Modelagem Empresarial
PUBLICAÇÃO
domingo, 17 de março de 2002
Aurélio Andrade 
O cenário industrial brasileiro ressente-se dos reflexos de uma forte competição internacional, aliada à existência de problemas estruturais históricos. Isso exige inovação em termos de gestão, bem como uma constante adequação das empresas ao ritmo imposto pelo mercado. Porém, esse processo de evolução e inovação nem sempre ocorre de forma harmoniosa. Tem-se observado que tais problemas são, muitas vezes, tratados de maneira superficial, sem o ataque às verdadeiras causas. A famosa expressão apagar incêndios é uma rotina usual em várias empresas brasileiras.
Diversos fatores explicam essa tendência de tratar apenas os sintomas de um problema, ao invés das causas estruturais profundas. E a inexistência de uma abordagem estruturada para a resolução de problemas contribui para a continuidade dessa situação. É conhecido o ditado empresarial de que um problema bem definido já carrega metade da solução. Porém, na prática, nem sempre encontramos problemas claramente identificáveis. A existência de situações pouco estruturadas demanda um tratamento diferenciado para o seu melhor entendimento, uma vez que um problema pode nem mesmo existir de fato, ocorrendo apenas diferentes percepções dos atores envolvidos no contexto, gerando um provável conflito.
Para identificar essas dificuldades, a Modelagem Empresarial tem duas formas distintas para o diagnóstico e ação em sistemas empresariais: a abordagem hard, que busca a resolução de problemas através de uma maneira sistematizada de estruturar e modelar a situação, e a abordagem soft, que visa enriquecer a compreensão de uma determinada situação, sem se preocupar diretamente com a resolução de um suposto problema. Cada uma destas abordagens possui um conjunto de técnicas de modelagem. Na abordagem hard, as técnicas mais conhecidas são a Programação Linear, a Simulação Computacional e os Métodos Heurísticos. Já na abordagem soft, observam-se técnicas como o Pensamento Sistêmico, a Soft Systems Methodology e o Mapeamento Cognitivo, entre outras em uso internacionalmente.

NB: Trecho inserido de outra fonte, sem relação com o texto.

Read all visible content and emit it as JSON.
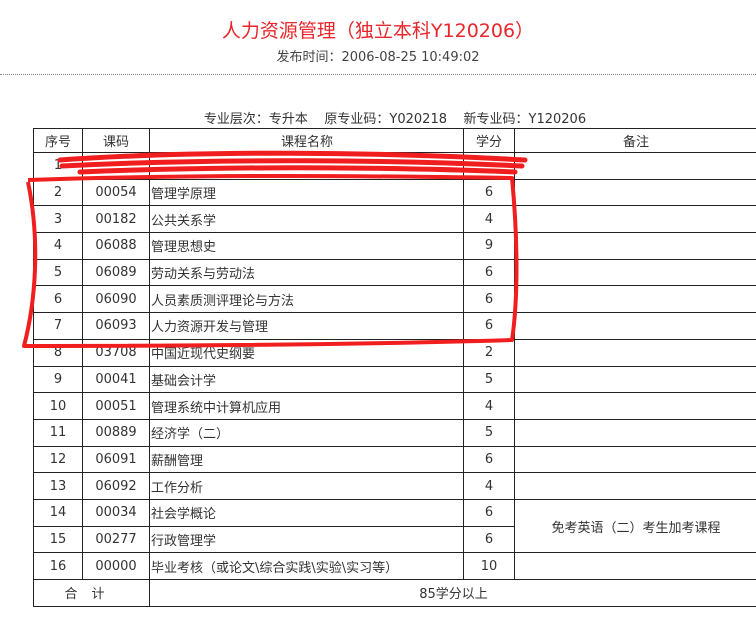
{
  "header": {
    "title": "人力资源管理（独立本科Y120206）",
    "publish_time": "发布时间：2006-08-25 10:49:02"
  },
  "meta": {
    "level": "专业层次：专升本",
    "old_code": "原专业码：Y020218",
    "new_code": "新专业码：Y120206"
  },
  "table": {
    "headers": [
      "序号",
      "课码",
      "课程名称",
      "学分",
      "备注"
    ],
    "rows": [
      {
        "seq": "1",
        "code": "",
        "name": "",
        "credit": ""
      },
      {
        "seq": "2",
        "code": "00054",
        "name": "管理学原理",
        "credit": "6"
      },
      {
        "seq": "3",
        "code": "00182",
        "name": "公共关系学",
        "credit": "4"
      },
      {
        "seq": "4",
        "code": "06088",
        "name": "管理思想史",
        "credit": "9"
      },
      {
        "seq": "5",
        "code": "06089",
        "name": "劳动关系与劳动法",
        "credit": "6"
      },
      {
        "seq": "6",
        "code": "06090",
        "name": "人员素质测评理论与方法",
        "credit": "6"
      },
      {
        "seq": "7",
        "code": "06093",
        "name": "人力资源开发与管理",
        "credit": "6"
      },
      {
        "seq": "8",
        "code": "03708",
        "name": "中国近现代史纲要",
        "credit": "2"
      },
      {
        "seq": "9",
        "code": "00041",
        "name": "基础会计学",
        "credit": "5"
      },
      {
        "seq": "10",
        "code": "00051",
        "name": "管理系统中计算机应用",
        "credit": "4"
      },
      {
        "seq": "11",
        "code": "00889",
        "name": "经济学（二）",
        "credit": "5"
      },
      {
        "seq": "12",
        "code": "06091",
        "name": "薪酬管理",
        "credit": "6"
      },
      {
        "seq": "13",
        "code": "06092",
        "name": "工作分析",
        "credit": "4"
      },
      {
        "seq": "14",
        "code": "00034",
        "name": "社会学概论",
        "credit": "6"
      },
      {
        "seq": "15",
        "code": "00277",
        "name": "行政管理学",
        "credit": "6"
      },
      {
        "seq": "16",
        "code": "00000",
        "name": "毕业考核（或论文\\综合实践\\实验\\实习等）",
        "credit": "10"
      }
    ],
    "note_14_15": "免考英语（二）考生加考课程",
    "total_label": "合计",
    "total_value": "85学分以上"
  },
  "annotation": {
    "color": "#f01e1e"
  }
}
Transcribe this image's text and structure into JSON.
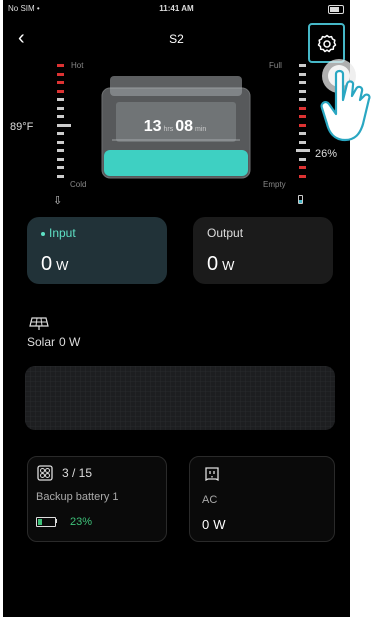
{
  "status_bar": {
    "carrier": "No SIM",
    "time": "11:41 AM"
  },
  "header": {
    "back_icon": "chevron-left-icon",
    "title": "S2",
    "settings_icon": "gear-icon"
  },
  "temperature_gauge": {
    "hot_label": "Hot",
    "cold_label": "Cold",
    "value": "89°F"
  },
  "battery_gauge": {
    "full_label": "Full",
    "empty_label": "Empty",
    "value": "26%"
  },
  "device": {
    "hours": "13",
    "hrs_label": "hrs",
    "minutes": "08",
    "min_label": "min"
  },
  "input_card": {
    "label": "Input",
    "value": "0",
    "unit": "W"
  },
  "output_card": {
    "label": "Output",
    "value": "0",
    "unit": "W"
  },
  "solar": {
    "label": "Solar",
    "value": "0",
    "unit": "W"
  },
  "backup": {
    "count": "3 / 15",
    "name": "Backup battery 1",
    "percent": "23%"
  },
  "ac": {
    "label": "AC",
    "value": "0",
    "unit": "W"
  },
  "colors": {
    "accent": "#5ee0c4",
    "highlight": "#46b8c8",
    "danger": "#d33333",
    "success": "#3ec27a"
  }
}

No Brasil, o estudo sistêmico dessas técnicas encontra-se num estágio inicial, tanto em termos acadêmicos quanto nas empresas. Essa avaliação dá-se não pela ausência de pesquisa e utilização nas empresas brasileiras, o que em termos genéricos é uma realidade, mas principalmente pela não aderência destes métodos ao dia-a-dia dos processos empresariais de planejamento estratégico e tomada de decisões. Nesse sentido, criou-se no Instituto Brasileiro da Qualidade e Produtividade o LABMODEL (http://www.ibqppr.org.br, clique o link Modelagem Empresarial) com a missão de difundir, capacitar e assessorar empresas para a aplicação dessas técnicas nos processos de entendimento de suas realidades complexas, bem como no auxílio à tomada de decisões.
* Aurélio Andrade é Mestre em Engenharia de Produção e Gerente do LABMODEL/IBQP.